We need to now fix the header up to reflect our changes. We need to adjust the header to look like the one below and also change the Entry point to be C638. That should be all for unpacking the file. You can try to crack the program yourself, or follow along with the rest of the tutorial.
Section Table - After --------------------- v/a v/s r/o r/s characteristics --- --- --- --- --------------- BEGTEXT 00001000 00015C00 00001000 00015C00 C0000080 DGROUP 00017000 00004000 00017000 00004000 .bss 0001B000 00000000 0001B000 00022600 .idata 0003E000 00000600 0003E000 00000600 .edata 0003F000 00000200 0003F000 00000200 Oreloc 00040000 00001000 00040000 00000200 .rsrc 00041000 00022E00 00041000 00000600 .neolit 00064000 0000612C 00064000 00001C00 .reloc 0006B000 000000D8 0006B000 00000200 Cracking the nag ----------------
The nag that appears at the beginning is created by a messageboxa, and allows you to run the program, or connect to the Neoworx web page. I want to run it, but I don't want the hassle of clicking yes or no. Cracking it on our compressed file is simple, but where does the code come from that is inserted into our compressed file? I at first hunted a little in the .exe file, but that would be a little to easy.

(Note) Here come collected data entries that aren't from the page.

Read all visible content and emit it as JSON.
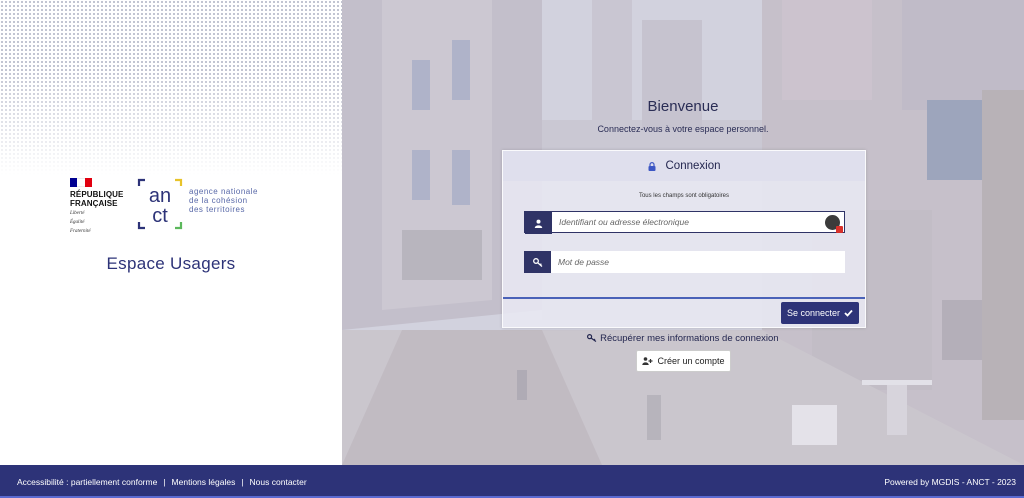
{
  "branding": {
    "republique": [
      "RÉPUBLIQUE",
      "FRANÇAISE"
    ],
    "devise": [
      "Liberté",
      "Égalité",
      "Fraternité"
    ],
    "anct_letters_top": "an",
    "anct_letters_bottom": "ct",
    "agency_lines": [
      "agence nationale",
      "de la cohésion",
      "des territoires"
    ],
    "espace_title": "Espace Usagers"
  },
  "welcome": {
    "title": "Bienvenue",
    "subtitle": "Connectez-vous à votre espace personnel."
  },
  "login": {
    "header": "Connexion",
    "required_note": "Tous les champs sont obligatoires",
    "username_placeholder": "Identifiant ou adresse électronique",
    "password_placeholder": "Mot de passe",
    "submit_label": "Se connecter"
  },
  "links": {
    "recover": "Récupérer mes informations de connexion",
    "create_account": "Créer un compte"
  },
  "footer": {
    "accessibility": "Accessibilité : partiellement conforme",
    "legal": "Mentions légales",
    "contact": "Nous contacter",
    "separator": "|",
    "powered": "Powered by MGDIS - ANCT - 2023"
  },
  "icons": {
    "lock": "lock-icon",
    "user": "user-icon",
    "key": "key-icon",
    "check": "check-icon",
    "add_user": "user-plus-icon",
    "password_manager": "password-manager-icon"
  },
  "colors": {
    "brand_navy": "#2d3378",
    "field_addon": "#2f3366",
    "accent_blue": "#4a62b8",
    "flag_blue": "#000091",
    "flag_red": "#e1000f"
  }
}
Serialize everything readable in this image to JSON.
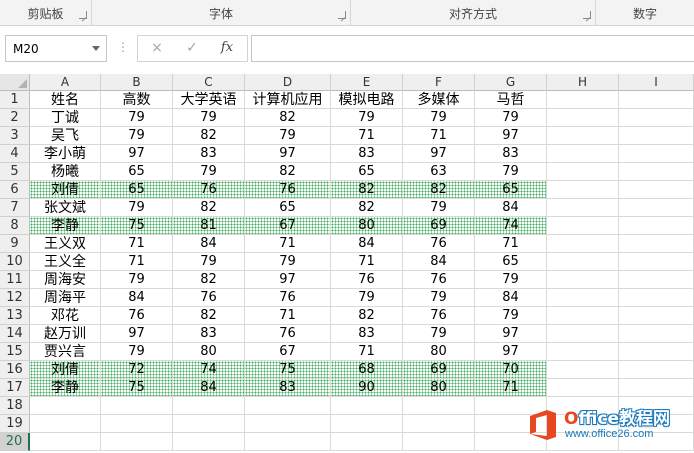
{
  "ribbon": {
    "groups": [
      {
        "label": "剪贴板"
      },
      {
        "label": "字体"
      },
      {
        "label": "对齐方式"
      },
      {
        "label": "数字"
      }
    ]
  },
  "formula_bar": {
    "name_box": "M20",
    "cancel_icon": "×",
    "enter_icon": "✓",
    "fx_label": "fx",
    "formula": ""
  },
  "columns": [
    "A",
    "B",
    "C",
    "D",
    "E",
    "F",
    "G",
    "H",
    "I"
  ],
  "row_numbers": [
    "1",
    "2",
    "3",
    "4",
    "5",
    "6",
    "7",
    "8",
    "9",
    "10",
    "11",
    "12",
    "13",
    "14",
    "15",
    "16",
    "17",
    "18",
    "19",
    "20"
  ],
  "active_row": "20",
  "highlight_color": "#3fae5b",
  "header_row": [
    "姓名",
    "高数",
    "大学英语",
    "计算机应用",
    "模拟电路",
    "多媒体",
    "马哲"
  ],
  "data_rows": [
    {
      "name": "丁诚",
      "scores": [
        "79",
        "79",
        "82",
        "79",
        "79",
        "79"
      ],
      "highlight": false
    },
    {
      "name": "吴飞",
      "scores": [
        "79",
        "82",
        "79",
        "71",
        "71",
        "97"
      ],
      "highlight": false
    },
    {
      "name": "李小萌",
      "scores": [
        "97",
        "83",
        "97",
        "83",
        "97",
        "83"
      ],
      "highlight": false
    },
    {
      "name": "杨曦",
      "scores": [
        "65",
        "79",
        "82",
        "65",
        "63",
        "79"
      ],
      "highlight": false
    },
    {
      "name": "刘倩",
      "scores": [
        "65",
        "76",
        "76",
        "82",
        "82",
        "65"
      ],
      "highlight": true
    },
    {
      "name": "张文斌",
      "scores": [
        "79",
        "82",
        "65",
        "82",
        "79",
        "84"
      ],
      "highlight": false
    },
    {
      "name": "李静",
      "scores": [
        "75",
        "81",
        "67",
        "80",
        "69",
        "74"
      ],
      "highlight": true
    },
    {
      "name": "王义双",
      "scores": [
        "71",
        "84",
        "71",
        "84",
        "76",
        "71"
      ],
      "highlight": false
    },
    {
      "name": "王义全",
      "scores": [
        "71",
        "79",
        "79",
        "71",
        "84",
        "65"
      ],
      "highlight": false
    },
    {
      "name": "周海安",
      "scores": [
        "79",
        "82",
        "97",
        "76",
        "76",
        "79"
      ],
      "highlight": false
    },
    {
      "name": "周海平",
      "scores": [
        "84",
        "76",
        "76",
        "79",
        "79",
        "84"
      ],
      "highlight": false
    },
    {
      "name": "邓花",
      "scores": [
        "76",
        "82",
        "71",
        "82",
        "76",
        "79"
      ],
      "highlight": false
    },
    {
      "name": "赵万训",
      "scores": [
        "97",
        "83",
        "76",
        "83",
        "79",
        "97"
      ],
      "highlight": false
    },
    {
      "name": "贾兴言",
      "scores": [
        "79",
        "80",
        "67",
        "71",
        "80",
        "97"
      ],
      "highlight": false
    },
    {
      "name": "刘倩",
      "scores": [
        "72",
        "74",
        "75",
        "68",
        "69",
        "70"
      ],
      "highlight": true
    },
    {
      "name": "李静",
      "scores": [
        "75",
        "84",
        "83",
        "90",
        "80",
        "71"
      ],
      "highlight": true
    }
  ],
  "watermark": {
    "brand_prefix": "O",
    "brand_rest": "ffice教程网",
    "url": "www.office26.com",
    "logo_color": "#e8481f"
  }
}
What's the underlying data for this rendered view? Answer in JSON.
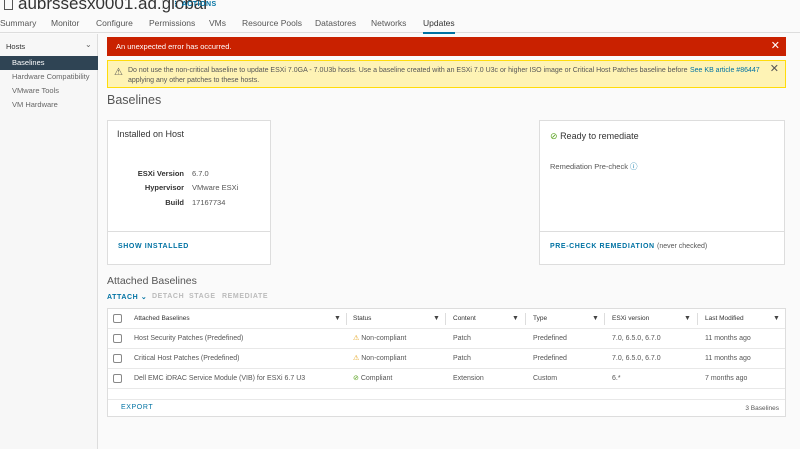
{
  "header": {
    "title": "aubrssesx0001.ad.global",
    "actions": "ACTIONS"
  },
  "tabs": [
    "Summary",
    "Monitor",
    "Configure",
    "Permissions",
    "VMs",
    "Resource Pools",
    "Datastores",
    "Networks",
    "Updates"
  ],
  "sidebar": {
    "group": "Hosts",
    "items": [
      "Baselines",
      "Hardware Compatibility",
      "VMware Tools",
      "VM Hardware"
    ]
  },
  "error": {
    "text": "An unexpected error has occurred."
  },
  "warning": {
    "text": "Do not use the non-critical baseline to update ESXi 7.0GA - 7.0U3b hosts. Use a baseline created with an ESXi 7.0 U3c or higher ISO image or Critical Host Patches baseline before applying any other patches to these hosts.",
    "link": "See KB article #86447"
  },
  "page_title": "Baselines",
  "installed": {
    "title": "Installed on Host",
    "rows": [
      {
        "k": "ESXi Version",
        "v": "6.7.0"
      },
      {
        "k": "Hypervisor",
        "v": "VMware ESXi"
      },
      {
        "k": "Build",
        "v": "17167734"
      }
    ],
    "link": "SHOW INSTALLED"
  },
  "remediate": {
    "title": "Ready to remediate",
    "precheck": "Remediation Pre-check",
    "link": "PRE-CHECK REMEDIATION",
    "never": "(never checked)"
  },
  "attached": {
    "title": "Attached Baselines",
    "actions": [
      "ATTACH",
      "DETACH",
      "STAGE",
      "REMEDIATE"
    ],
    "columns": [
      "Attached Baselines",
      "Status",
      "Content",
      "Type",
      "ESXi version",
      "Last Modified"
    ],
    "rows": [
      {
        "name": "Host Security Patches (Predefined)",
        "status": "Non-compliant",
        "content": "Patch",
        "type": "Predefined",
        "esxi": "7.0, 6.5.0, 6.7.0",
        "modified": "11 months ago"
      },
      {
        "name": "Critical Host Patches (Predefined)",
        "status": "Non-compliant",
        "content": "Patch",
        "type": "Predefined",
        "esxi": "7.0, 6.5.0, 6.7.0",
        "modified": "11 months ago"
      },
      {
        "name": "Dell EMC iDRAC Service Module (VIB) for ESXi 6.7 U3",
        "status": "Compliant",
        "content": "Extension",
        "type": "Custom",
        "esxi": "6.*",
        "modified": "7 months ago"
      }
    ],
    "export": "EXPORT",
    "count": "3 Baselines"
  }
}
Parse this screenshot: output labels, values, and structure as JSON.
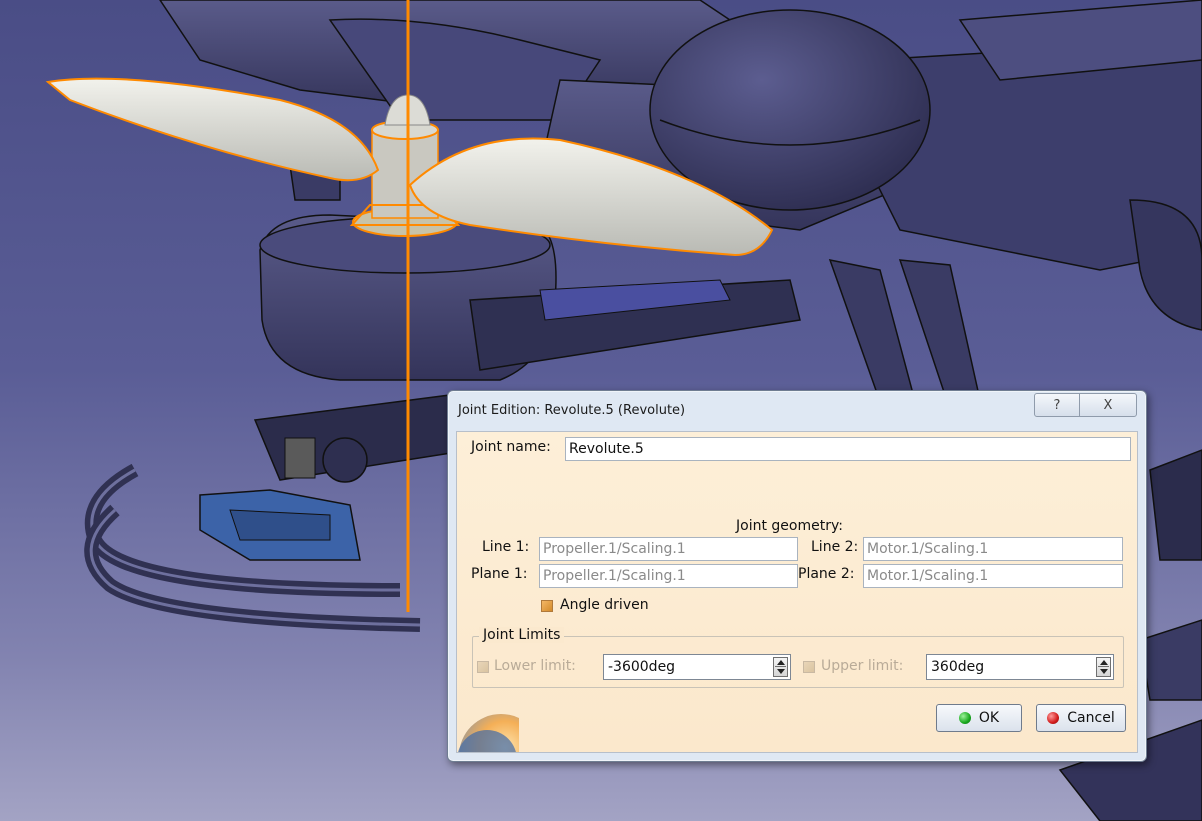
{
  "dialog": {
    "title": "Joint Edition: Revolute.5 (Revolute)",
    "help_glyph": "?",
    "close_glyph": "X"
  },
  "joint": {
    "name_label": "Joint name:",
    "name_value": "Revolute.5",
    "geometry_heading": "Joint geometry:",
    "line1_label": "Line 1:",
    "line1_value": "Propeller.1/Scaling.1",
    "line2_label": "Line 2:",
    "line2_value": "Motor.1/Scaling.1",
    "plane1_label": "Plane 1:",
    "plane1_value": "Propeller.1/Scaling.1",
    "plane2_label": "Plane 2:",
    "plane2_value": "Motor.1/Scaling.1",
    "angle_driven_label": "Angle driven",
    "angle_driven_checked": true
  },
  "limits": {
    "group_label": "Joint Limits",
    "lower_label": "Lower limit:",
    "lower_value": "-3600deg",
    "upper_label": "Upper limit:",
    "upper_value": "360deg"
  },
  "buttons": {
    "ok_label": "OK",
    "cancel_label": "Cancel"
  },
  "colors": {
    "highlight": "#ff8a00",
    "dialog_client": "#fdefd8"
  }
}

And I was right, it's not there; it's in the pecomp.dll file, actually residing in the .rsrc section. The code is just copied over to a memory location that will be used to write the first chunk of data for our new compressed file. How do we know this? Write down the call bytes and cmp bytes in our file, then do a search in Soft-ice. All we have to do is overwrite the call with a jmp statement. Actually we need to go two more lines up in the code and overwrite the two pushes. Becuase of testing in Soft-ice I replaced the code containing the pushes with 90 E9 9F 00 00 00.
Now try to compress your program, I used notepad, and then run it. No more nag screen!
I think this is a nice essay for people who have a little knowledge about assembly, the PE format, and are just really curious. What makes Neolite a nice stepping stone is the lack of anti-debugging code and how easy it is to uncompress the file without tracing through tons of code.